The idea of receiving psychotherapy in a museum might seem unusual. However, art psychotherapists are increasingly looking towards the rich resources of museums and galleries to aid them in their clinical work.
Art therapy, or art psychotherapy, sees people expressing their feelings and experiences through art, as well as (or instead of) through words. It can be used to help people of all ages, living with a wide range of emotional or physical conditions.
NHS art psychotherapists usually work in designated therapy rooms in hospitals or outpatient centres, but for our recent study we wanted to explore how conducting art psychotherapy in a museum could be beneficial to a group with complex mental health difficulties.
Research has found that people “see themselves” in museum objects, and that reflecting on our responses to objects can tell us something about ourselves.

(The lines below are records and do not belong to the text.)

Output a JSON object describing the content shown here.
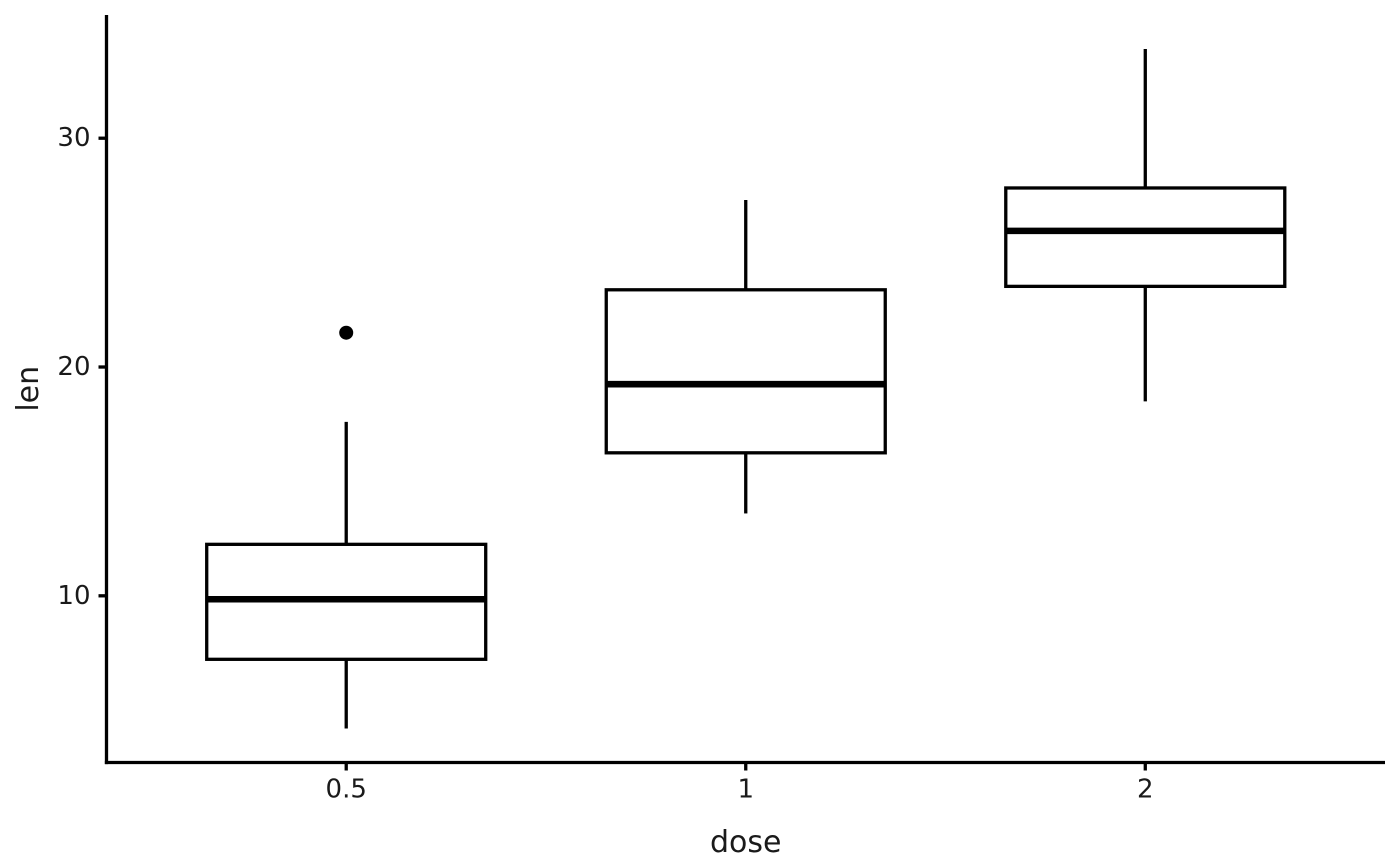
{
  "chart_data": {
    "type": "boxplot",
    "title": "",
    "xlabel": "dose",
    "ylabel": "len",
    "categories": [
      "0.5",
      "1",
      "2"
    ],
    "yticks": [
      10,
      20,
      30
    ],
    "ylim": [
      2.715,
      35.385
    ],
    "grid": false,
    "legend": "none",
    "series": [
      {
        "category": "0.5",
        "whisker_low": 4.2,
        "q1": 7.225,
        "median": 9.85,
        "q3": 12.25,
        "whisker_high": 17.6,
        "outliers": [
          21.5
        ]
      },
      {
        "category": "1",
        "whisker_low": 13.6,
        "q1": 16.25,
        "median": 19.25,
        "q3": 23.375,
        "whisker_high": 27.3,
        "outliers": []
      },
      {
        "category": "2",
        "whisker_low": 18.5,
        "q1": 23.525,
        "median": 25.95,
        "q3": 27.825,
        "whisker_high": 33.9,
        "outliers": []
      }
    ],
    "colors": {
      "box_stroke": "#000000",
      "box_fill": "#ffffff",
      "median": "#000000",
      "whisker": "#000000",
      "outlier": "#000000",
      "axis_line": "#000000",
      "tick_text": "#1a1a1a",
      "title_text": "#1a1a1a",
      "background": "#ffffff"
    }
  }
}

For example, an object can evoke powerful emotions, or symbolise an aspect of our current or past experiences. So we wanted to tap into museum objects to help our participants develop greater self-understanding. To our knowledge, this was the first time that museum objects would be used for this kind of art psychotherapy for adults accessing NHS mental health services.
We predicted, based on findings from arts in health and art therapy case studies, that a museum setting could help inspire creativity among group members. There is also evidence that a non-clinical space could help people to feel more connected to each other and their local community, and less “set apart” by their mental health difficulties.
Working for ²gether NHS Foundation Trust, we delivered a programme for seven adults aged 18-25 at two museums in Gloucester over 18 weeks. Each session lasted for 90 minutes and started and finished in a private education room at the museums.